The HDFS Balancer program can be invoked to rebalance HDFS blocks when data nodes are added to or removed from the cluster. For more information about the HDFS balancer, see this HCC article.
Since Kerberos tickets are designed to expire, a common question that arises in secure clusters is whether one needs to account for ticket expiration (namely, TGT) when invoking long-running Balancer jobs. To cut to the chase: the answer depends on just how long the job takes to run. Let's discuss some background context (I am referencing Chris Nauroth's excellent answer on Stack Overflow as well as HDFS-9698 below).
The primary use case for Kerberos authentication in the Hadoop ecosystem is Hadoop's RPC framework, which uses SASL for authentication. Many daemon processes, i.e., non-interactive processes, call UserGroupInformation#loginUserFromKeytab at process startup, using a keytab to authenticate to the KDC.

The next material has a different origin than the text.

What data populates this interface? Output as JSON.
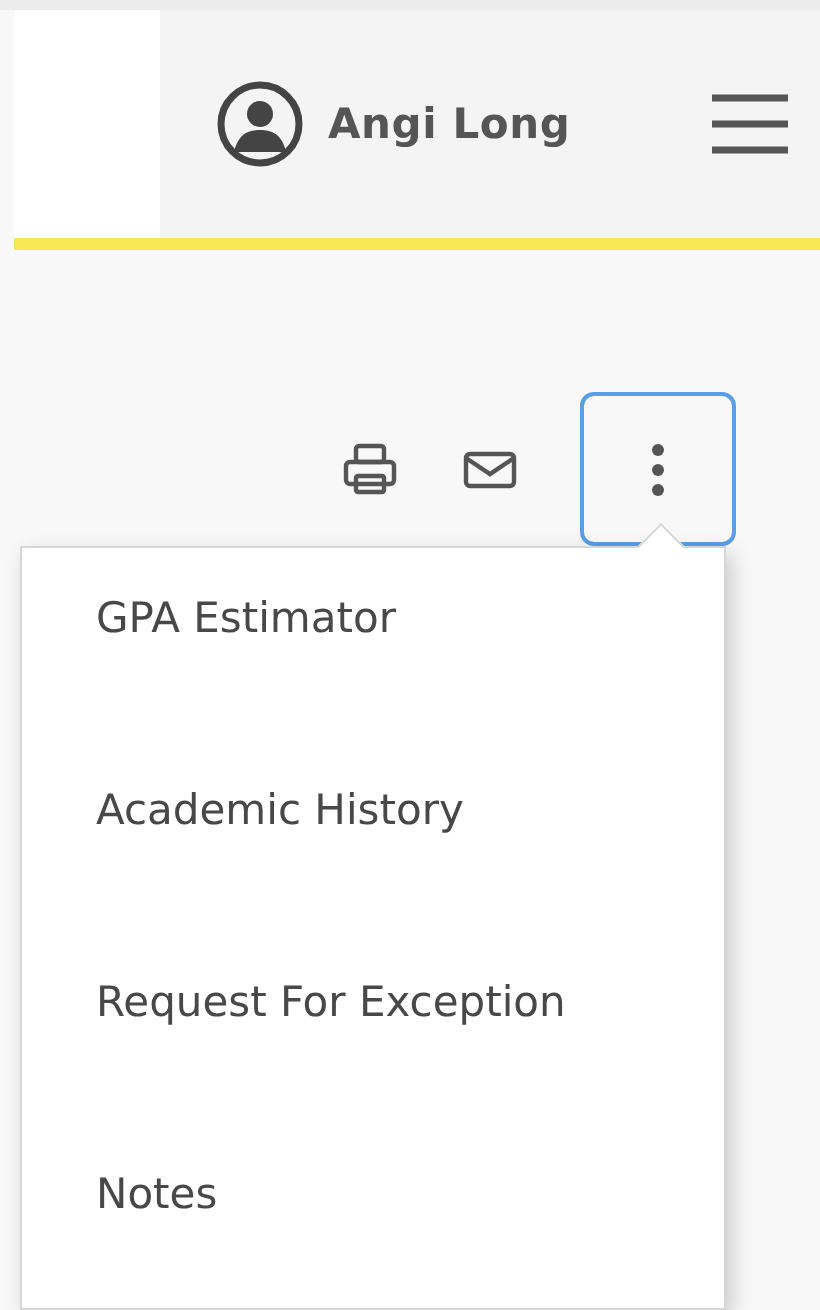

Moreover, Hadoop implements an automatic re-login mechanism directly inside the RPC client layer. The code for this is visible in the RPC Client#handleSaslConnectionFailure method:
// try re-login
if (UserGroupInformation.isLoginKeytabBased()) {
UserGroupInformation.getLoginUser().reloginFromKeytab();
} else if (UserGroupInformation.isLoginTicketBased()) {
UserGroupInformation.getLoginUser().reloginFromTicketCache();
}
However, the Balancer is not designed to be run as a daemon (in Hadoop 2.7.3, i.e., HDP 2.6 and earlier)! Please see HDFS-9804, which introduces this capability. With this in place, the Balancer would log in with a keytab and the above re-login mechanism would take care of everything.
Since the Balancer is designed to be run interactively, the assumption is that kinit has already run, and there is a TGT sitting in the ticket cache. Now we need to understand some Kerberos configuration settings, in particular the distinction between ticket_lifetime and renew_lifetime.
Every ticket, including TGTs, have a ticket_lifetime (usually around 18 hours), this strikes the balance between annoying the user by requiring they log in multiple times during their workday and mitigating the risk of TGTs being stolen (note there is separate support for preventing replay of authenticators).
A ticket can be renewed, but only up to its renew_lifetime (usually around 7 days). which it can be renewed to extend to a maximum value of the later.
Since a TGT is generated by the user and provided to the balancer (which means in the balancer context, UserGroupInformation.isLoginTicketBased() == true), client#handleSaslConnectionFailure is behaving correctly on extending the ticket_lifetime.
But there's no way to extend beyond the renew_lifetime!
To summarize, if your balancer job is going to run longer than the configured renew_lifetime in your environment (a week by default), then you need to worry about ticket renewal (or you need HDFS-9804). Otherwise, you will be fine relying on the RPC framework to renew the TGT's ticket_lifetime (as long it doesn't eclipse the renew_lifetime).